Il faut préciser que les chercheurs n'ont pas véritablement suivi des adeptes du sans gluten. Ils ont établi une association entre le fait de consommer moins de gluten et le risque coronarien (fatal et non fatal). En effet, ce n'est qu'à une date récente qu'on a vu se développer le sans gluten qui, autrefois ne concernait qu'une population êtrêmement réduite, celle des malades céliaques. Donc les personnes avec zéro gluten étaient peu représentées, même si cette information n'est pas détaillée dans l'étude.

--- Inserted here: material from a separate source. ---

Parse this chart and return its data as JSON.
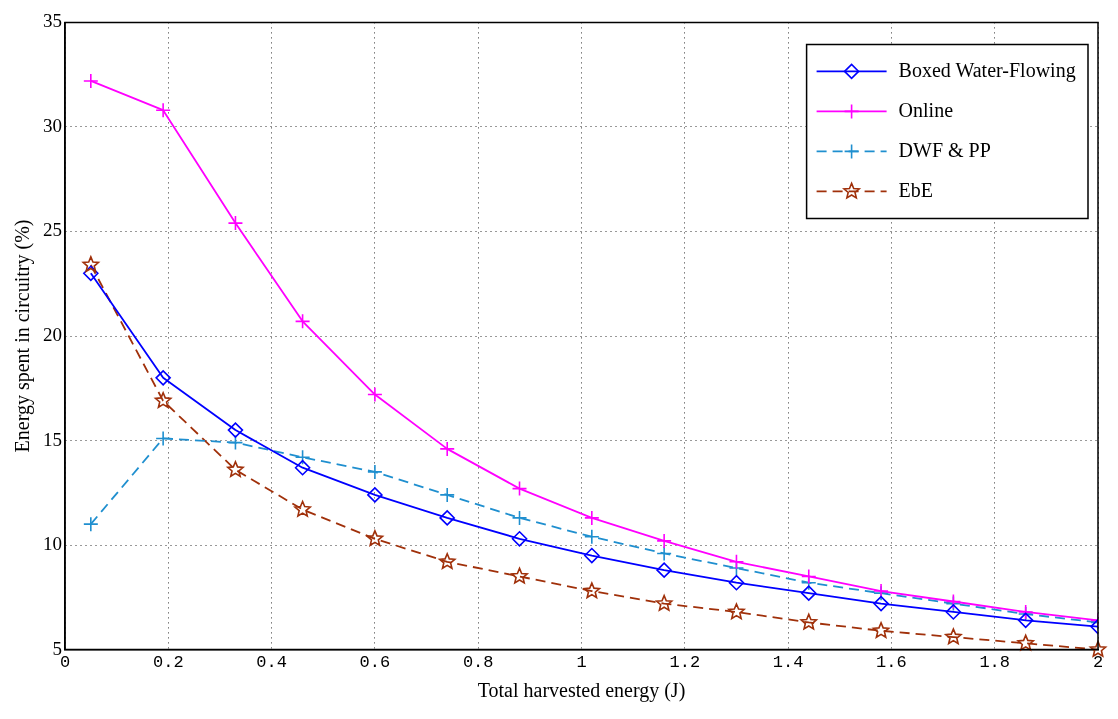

Dans cette étude la consommation médiane de gluten en 1986 etait de 2,8 à 7,5 grammes par jour chez les femmes, et de 3,5 à 9,4 grammes par jour chez les hommes.

Les résultats

En première analyse, les chercheurs n’ont pas trouvé que les personnes qui suivent ou ont suivi un régime avec moins de gluten ont eu plus de maladies coronariennes que les autres.

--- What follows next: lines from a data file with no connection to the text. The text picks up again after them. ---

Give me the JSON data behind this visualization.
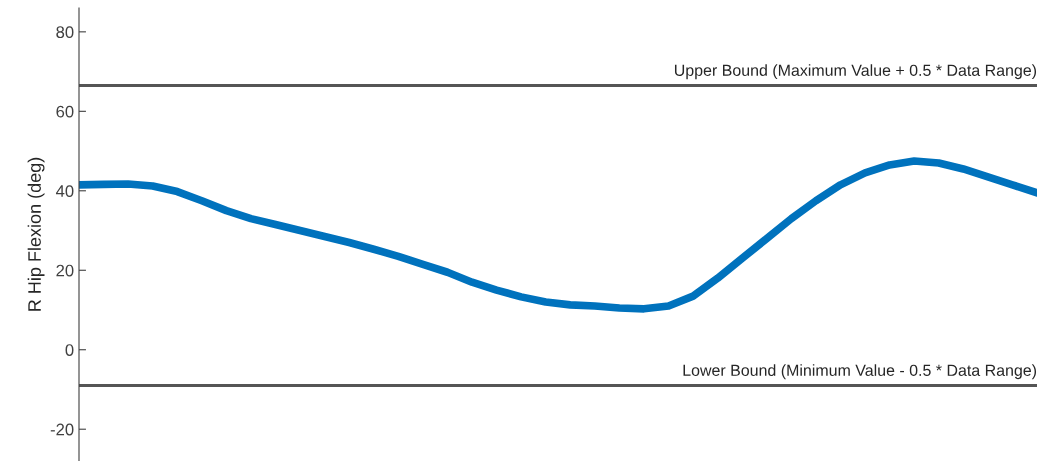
{
  "chart_data": {
    "type": "line",
    "ylabel": "R Hip Flexion (deg)",
    "categories": [
      null,
      null,
      null,
      null,
      null,
      null,
      null,
      null,
      null,
      null,
      null,
      null,
      null,
      null,
      null,
      null,
      null,
      null,
      null,
      null,
      null,
      null,
      null,
      null,
      null,
      null,
      null,
      null,
      null,
      null,
      null,
      null,
      null,
      null,
      null,
      null,
      null,
      null,
      null,
      null
    ],
    "series": [
      {
        "color": "#0072bd",
        "values": [
          41.5,
          41.6,
          41.7,
          41.2,
          39.8,
          37.5,
          35,
          33,
          31.5,
          30,
          28.5,
          27,
          25.3,
          23.5,
          21.5,
          19.5,
          17,
          15,
          13.3,
          12,
          11.3,
          11,
          10.5,
          10.3,
          11,
          13.5,
          18,
          23,
          28,
          33,
          37.5,
          41.5,
          44.5,
          46.5,
          47.5,
          47,
          45.5,
          43.5,
          41.5,
          39.5
        ]
      }
    ],
    "ylim": [
      -28,
      86
    ],
    "yticks": [
      -20,
      0,
      20,
      40,
      60,
      80
    ],
    "tick_labels": "y",
    "grid": false,
    "legend": false,
    "marker": "none",
    "line_style": "solid",
    "ref_lines": [
      {
        "axis": "y",
        "value": 66.5,
        "label": "Upper Bound (Maximum Value + 0.5 * Data Range)",
        "color": "#555555"
      },
      {
        "axis": "y",
        "value": -9,
        "label": "Lower Bound (Minimum Value - 0.5 * Data Range)",
        "color": "#555555"
      }
    ]
  }
}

Ils n'ont pas non plus trouvé que les personnes qui consomment le plus de gluten via les céréales raffinées ont moins de risque coronarien que celles qui consomment peu de gluten.

Ils font finalement apparaître un bénéfice – modeste (-15%) – associé à une consommation importante d'aliments avec gluten lorsqu'il s'agit de céréales complètes.

« L’évitement du gluten, écrivent-ils, peut entraîner une consommation réduite de céréales complètes bénéfiques, ce qui peut affecter le risque cardiovasculaire. » (1) Cet avantage des céréales complètes sur le sans gluten, s'il existe (ils sont prudents), pourrait être dû à leur teneur en fibres, écrivent les auteurs de l'étude. Retenez bien cela, on va en reparler.

Acceptons d’abord les résultats de ce travail, réalisé par des chercheurs aguerris, dont ceux de la plus grande équipe de recherche en nutrition, l’Ecole de santé publique de Harvard. Précisons aussi qu'il s'agit d'une étude d'observation qui ne permet pas de tirer des conclusions de cause à effet.

Et empressons-nous d’en contester la conclusion, même si elle est plus prudente que celle de certains magazines.

Les céréales complètes : bien, mais...

Du point de vue cardiovasculaire, les produits céréaliers complets sont probablement intéressants, et bien sûr préférables aux produits raffinés, ne serait-ce effectivement que par leur teneur en fibres. Mais dans les études, la différence sur la santé cardiovasculaire n'apparaît pas criante. (2) (3)

Cela pourrait entre autres s’expliquer par le fait que la majorité des produits céréaliers complets habituellement consommés ont à peu près le même impact sur la glycémie que les raffinés. (4) La glycémie est un marqueur du syndrome métabolique, lui-même associé à un risque cardiovasculaire élevé.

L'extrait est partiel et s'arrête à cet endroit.